Когда что-то пошло не так
Он заметил их сразу, как только они появились в конце переулка. Явно не местные: слишком цветастые, мотыльковые одежонки на девчонках, чересчур гламурные шорты на парне. “Раньше за такие сразу пятнадцать суток давали!” — мелькнуло в голове. А они уже стояли за забором:
— Дед! Хватит травку поливать! Плесни на нас! А то – жара! – что-то его настораживало, но вдруг захотелось схулиганить, и он направил на них шланг…
— Ай! Ой! Дед, ты что? Мы ж пошутили! — троица завизжала и запрыгала, размахивая руками и толкая друг друга под струю. — Дед, кончай! Вода же ледяная! — и когда он отвел шланг обратно на зелень, девки принялись теребить свои и без того скудные платьишки, оттягивая мокрую ткань от рёбрышек-пупочков:
— Дед! Мы как дальше пойдём? Пусти хотя бы посушиться!
— Вон калитка! Заходите! – буркнул и демонстративно отвернулся. Мол, пох ему их переодевашки-загорелые ляжки и прочие девические засветы.
А те разнагишались совсем “неподецки”: когда оглянулся, на девчонках не было ничего, кроме стрингов и растянутых на тесёмках лоскутков ткани, едва скрывающих соски подпружиненных пуш-апами грудок; парень, отойдя за яблоню, безо всякого стеснения выжимал свои шорты. Цветастые шмотки висели прямо на заборе, демонстрируя всей округе, какие у него сегодня гости.
— Дед! Мы у тебя малину похаваем, пока одежда сохнет?
— Ешьте, сколько хотите! — недоброе предчувствие все сильнее охватывало его, и малина представлялась вполне приемлемой платой за то, чтобы они отвязались.
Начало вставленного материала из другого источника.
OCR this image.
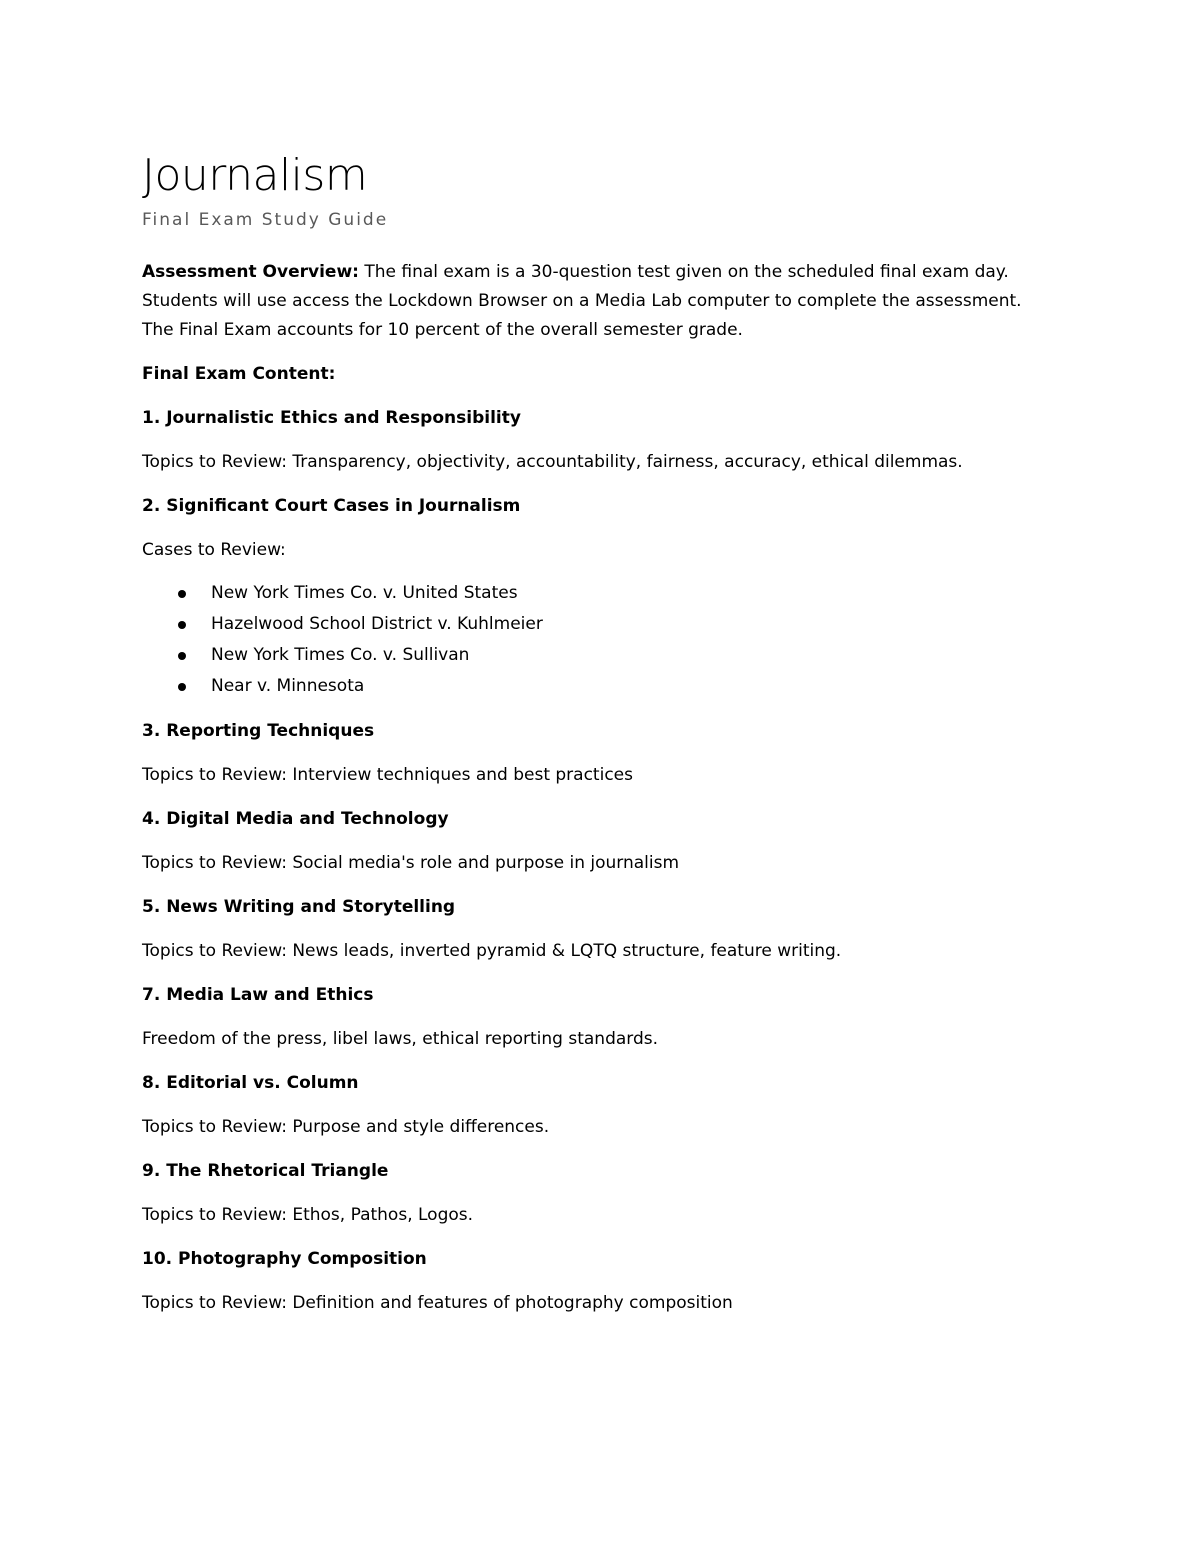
Journalism
Final Exam Study Guide

Assessment Overview: The final exam is a 30-question test given on the scheduled final exam day.

Students will use access the Lockdown Browser on a Media Lab computer to complete the assessment.

The Final Exam accounts for 10 percent of the overall semester grade.

Final Exam Content:

1. Journalistic Ethics and Responsibility

Topics to Review: Transparency, objectivity, accountability, fairness, accuracy, ethical dilemmas.

2. Significant Court Cases in Journalism

Cases to Review:

New York Times Co. v. United States
Hazelwood School District v. Kuhlmeier
New York Times Co. v. Sullivan
Near v. Minnesota

3. Reporting Techniques

Topics to Review: Interview techniques and best practices

4. Digital Media and Technology

Topics to Review: Social media's role and purpose in journalism

5. News Writing and Storytelling

Topics to Review: News leads, inverted pyramid & LQTQ structure, feature writing.

7. Media Law and Ethics

Freedom of the press, libel laws, ethical reporting standards.

8. Editorial vs. Column

Topics to Review: Purpose and style differences.

9. The Rhetorical Triangle

Topics to Review: Ethos, Pathos, Logos.

10. Photography Composition

Topics to Review: Definition and features of photography composition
Рыженькая с парнем сразу юркнули в кусты, но вторая, высокая и загорелая, лишь проводила их высокомерной ухмылкой:
— Дед! Я у тебя в теньке посижу! — не спрашивая разрешения, пошла в дом; стоя посреди грядок, он, по стуку ее каблуков, вычислил, что девушка мельком глянула на кухню и поднялась на второй этаж.
“Однако! Как при обыске!” — он кончил поливку и пошел за ней следом: на воровку не похожа, но береженого и бог бережет!
Высокая и загорелая ходила по залу, рассматривая копии известных картин, которые намозолили глаза дома и были сосланы на дачу.
— Подлинник? — спросила, остановившись возле репродукции “Портрета с Саскией” Рембрандта.
— Что вы! Подлинник — он в Дрезденской галерее! — девушка опять ухмыльнулась чуть высокомерно и, вызывающе покачивая бёдрами, перекочевала к следующей картине.
— А эта? — он рефлекторно проследил, как при этом переходе переливались мышечные волокна под кожей ее обнаженных ягодиц, и вдруг подумал: а девчонка-то неплохо накачена! Не Шварценеггер, но если такую вязать придется, то один и не справишься!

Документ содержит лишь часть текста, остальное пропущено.